If Obama can make it to his second term, which I think is very likely, then I’m convinced that he’ll go down in history as one of the better presidents – the kind of president that Richard Nixon might have been, if it hadn’t been for Watergate. He won’t be a radical, and he won’t even be much of a reformer, but he’ll make America stronger, both economically and politically.

{ 3 comments… read them below or add one }
It certainly seems that the general public and media are setting up Obama to do no wrong. He is adored and revered beyond all logic. To look at his situation now, it seems utterly impossible that by March 2009 he could fall out of favor. Perhaps the enormous devotion and gushing foreshadows his “great fall” with popularity taking a nose dive? However, I have to agree with some of the conservatives in the media, that it appears Obama has been annointed as the Second Coming…

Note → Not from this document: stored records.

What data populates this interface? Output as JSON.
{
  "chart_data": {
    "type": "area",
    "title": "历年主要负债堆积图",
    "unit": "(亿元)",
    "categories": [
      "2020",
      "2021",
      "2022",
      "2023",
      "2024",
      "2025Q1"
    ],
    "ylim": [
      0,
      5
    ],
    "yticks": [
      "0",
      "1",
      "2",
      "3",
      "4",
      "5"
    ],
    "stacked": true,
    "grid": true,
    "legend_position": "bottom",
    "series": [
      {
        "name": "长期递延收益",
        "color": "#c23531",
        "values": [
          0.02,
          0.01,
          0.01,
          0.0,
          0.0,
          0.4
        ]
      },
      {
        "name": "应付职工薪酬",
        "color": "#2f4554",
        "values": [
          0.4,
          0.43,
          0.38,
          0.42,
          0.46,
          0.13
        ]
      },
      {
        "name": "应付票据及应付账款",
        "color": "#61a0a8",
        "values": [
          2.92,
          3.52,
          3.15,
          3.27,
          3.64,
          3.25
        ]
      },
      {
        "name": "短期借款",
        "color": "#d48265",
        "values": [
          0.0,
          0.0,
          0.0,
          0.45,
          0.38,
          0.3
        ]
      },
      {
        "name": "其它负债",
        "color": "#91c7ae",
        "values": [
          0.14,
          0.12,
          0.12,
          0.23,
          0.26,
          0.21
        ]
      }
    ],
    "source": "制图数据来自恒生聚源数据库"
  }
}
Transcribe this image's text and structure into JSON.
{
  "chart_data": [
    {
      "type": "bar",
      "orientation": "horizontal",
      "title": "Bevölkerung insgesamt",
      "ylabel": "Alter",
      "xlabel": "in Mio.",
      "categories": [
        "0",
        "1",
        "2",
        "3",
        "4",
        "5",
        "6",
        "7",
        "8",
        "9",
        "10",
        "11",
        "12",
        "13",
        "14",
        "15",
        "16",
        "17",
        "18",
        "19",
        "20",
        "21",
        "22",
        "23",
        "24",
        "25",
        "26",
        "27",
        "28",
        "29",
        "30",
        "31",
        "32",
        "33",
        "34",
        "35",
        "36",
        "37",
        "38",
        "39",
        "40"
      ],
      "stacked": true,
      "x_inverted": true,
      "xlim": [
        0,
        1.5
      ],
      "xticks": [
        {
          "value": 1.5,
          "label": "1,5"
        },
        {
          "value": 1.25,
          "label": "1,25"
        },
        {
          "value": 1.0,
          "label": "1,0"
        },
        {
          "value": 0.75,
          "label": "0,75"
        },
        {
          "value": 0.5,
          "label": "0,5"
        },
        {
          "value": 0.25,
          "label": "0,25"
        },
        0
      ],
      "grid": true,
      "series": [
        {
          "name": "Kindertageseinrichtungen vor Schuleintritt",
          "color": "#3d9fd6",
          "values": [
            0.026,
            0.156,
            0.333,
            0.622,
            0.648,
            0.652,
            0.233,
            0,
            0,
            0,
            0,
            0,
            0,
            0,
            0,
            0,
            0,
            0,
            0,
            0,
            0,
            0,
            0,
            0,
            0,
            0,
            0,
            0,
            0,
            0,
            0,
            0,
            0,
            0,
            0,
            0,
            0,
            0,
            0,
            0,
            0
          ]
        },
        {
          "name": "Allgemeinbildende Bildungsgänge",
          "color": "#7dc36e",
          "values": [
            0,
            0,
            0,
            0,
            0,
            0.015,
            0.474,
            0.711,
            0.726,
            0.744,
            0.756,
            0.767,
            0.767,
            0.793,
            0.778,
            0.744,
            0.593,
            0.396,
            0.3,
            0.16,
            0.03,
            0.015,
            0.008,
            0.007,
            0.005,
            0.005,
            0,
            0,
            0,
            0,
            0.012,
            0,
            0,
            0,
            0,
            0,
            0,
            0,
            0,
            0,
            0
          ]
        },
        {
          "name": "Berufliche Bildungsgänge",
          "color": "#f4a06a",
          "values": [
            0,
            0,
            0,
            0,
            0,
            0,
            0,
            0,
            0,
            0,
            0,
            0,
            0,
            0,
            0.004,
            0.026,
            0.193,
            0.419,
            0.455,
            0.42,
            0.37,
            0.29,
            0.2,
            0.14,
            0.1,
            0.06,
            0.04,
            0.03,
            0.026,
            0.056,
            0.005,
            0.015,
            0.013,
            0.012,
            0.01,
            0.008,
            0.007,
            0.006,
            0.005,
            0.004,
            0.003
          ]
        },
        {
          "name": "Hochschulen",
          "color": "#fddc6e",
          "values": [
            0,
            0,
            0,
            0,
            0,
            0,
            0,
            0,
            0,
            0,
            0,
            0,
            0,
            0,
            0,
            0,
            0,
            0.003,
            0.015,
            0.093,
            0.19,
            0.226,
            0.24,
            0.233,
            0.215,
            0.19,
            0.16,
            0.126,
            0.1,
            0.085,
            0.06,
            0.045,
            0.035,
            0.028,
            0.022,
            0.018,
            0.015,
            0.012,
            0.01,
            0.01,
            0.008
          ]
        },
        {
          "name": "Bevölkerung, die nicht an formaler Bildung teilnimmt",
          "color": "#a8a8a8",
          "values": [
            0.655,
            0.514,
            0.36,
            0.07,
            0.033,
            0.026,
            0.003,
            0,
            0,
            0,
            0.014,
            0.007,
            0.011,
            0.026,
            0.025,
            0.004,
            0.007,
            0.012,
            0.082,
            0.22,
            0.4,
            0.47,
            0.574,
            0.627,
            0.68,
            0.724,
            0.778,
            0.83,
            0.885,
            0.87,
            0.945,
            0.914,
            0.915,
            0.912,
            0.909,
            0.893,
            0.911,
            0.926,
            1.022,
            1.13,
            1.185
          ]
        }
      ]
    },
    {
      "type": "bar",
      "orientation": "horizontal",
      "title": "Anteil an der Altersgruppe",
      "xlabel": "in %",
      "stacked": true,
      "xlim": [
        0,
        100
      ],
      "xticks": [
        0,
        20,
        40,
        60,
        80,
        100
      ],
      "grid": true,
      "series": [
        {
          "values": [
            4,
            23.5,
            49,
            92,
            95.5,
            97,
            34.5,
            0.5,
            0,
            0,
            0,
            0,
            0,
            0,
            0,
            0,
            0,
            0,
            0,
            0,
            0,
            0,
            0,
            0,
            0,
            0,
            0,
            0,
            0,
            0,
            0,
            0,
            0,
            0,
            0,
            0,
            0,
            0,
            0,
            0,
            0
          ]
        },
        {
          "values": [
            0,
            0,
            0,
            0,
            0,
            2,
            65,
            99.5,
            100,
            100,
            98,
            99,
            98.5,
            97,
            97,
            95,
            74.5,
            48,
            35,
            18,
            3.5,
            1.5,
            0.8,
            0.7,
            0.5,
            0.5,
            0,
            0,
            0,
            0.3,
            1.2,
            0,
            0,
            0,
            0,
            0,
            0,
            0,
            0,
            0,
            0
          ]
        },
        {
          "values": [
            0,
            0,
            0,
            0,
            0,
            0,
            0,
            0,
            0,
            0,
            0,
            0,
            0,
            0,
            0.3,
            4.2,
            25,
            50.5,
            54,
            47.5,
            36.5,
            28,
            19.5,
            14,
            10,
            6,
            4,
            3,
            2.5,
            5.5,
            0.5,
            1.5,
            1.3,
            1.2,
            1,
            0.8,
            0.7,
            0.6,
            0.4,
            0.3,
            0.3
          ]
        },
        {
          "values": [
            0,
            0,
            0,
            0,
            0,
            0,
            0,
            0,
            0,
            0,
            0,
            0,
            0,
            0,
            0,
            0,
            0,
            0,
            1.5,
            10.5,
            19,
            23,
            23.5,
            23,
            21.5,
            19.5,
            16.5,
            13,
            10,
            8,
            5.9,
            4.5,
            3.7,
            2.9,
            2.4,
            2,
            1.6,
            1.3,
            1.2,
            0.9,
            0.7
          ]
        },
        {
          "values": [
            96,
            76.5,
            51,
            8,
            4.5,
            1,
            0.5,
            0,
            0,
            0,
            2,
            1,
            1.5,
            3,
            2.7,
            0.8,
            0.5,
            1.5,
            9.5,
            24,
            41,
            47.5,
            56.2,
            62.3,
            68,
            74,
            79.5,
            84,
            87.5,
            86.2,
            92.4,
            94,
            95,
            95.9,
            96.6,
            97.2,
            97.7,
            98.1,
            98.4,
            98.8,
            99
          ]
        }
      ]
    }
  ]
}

Susan, it takes time and distance to brake a speeding train! I said that Obama’s luck will start to run out at the end of March. I doubt that his poll ratings will fall off a wall in one fell swoop. Rather over the spring and early summer the shine will leave his presidency. He’ll be attracting negative events, and we’ll see an escalating collapse. So if everything’s fine with Obama on April 1st, don’t call me a fool!
I’m positively fascinated to watch how this all unfolds. Of course you are right, change in poll ratings are typically gradual, rather than one fell swoop. A speeding train this is! From your web site it appears that, not only are you not a “fool” on April Fools, you are also nobodies’ fool!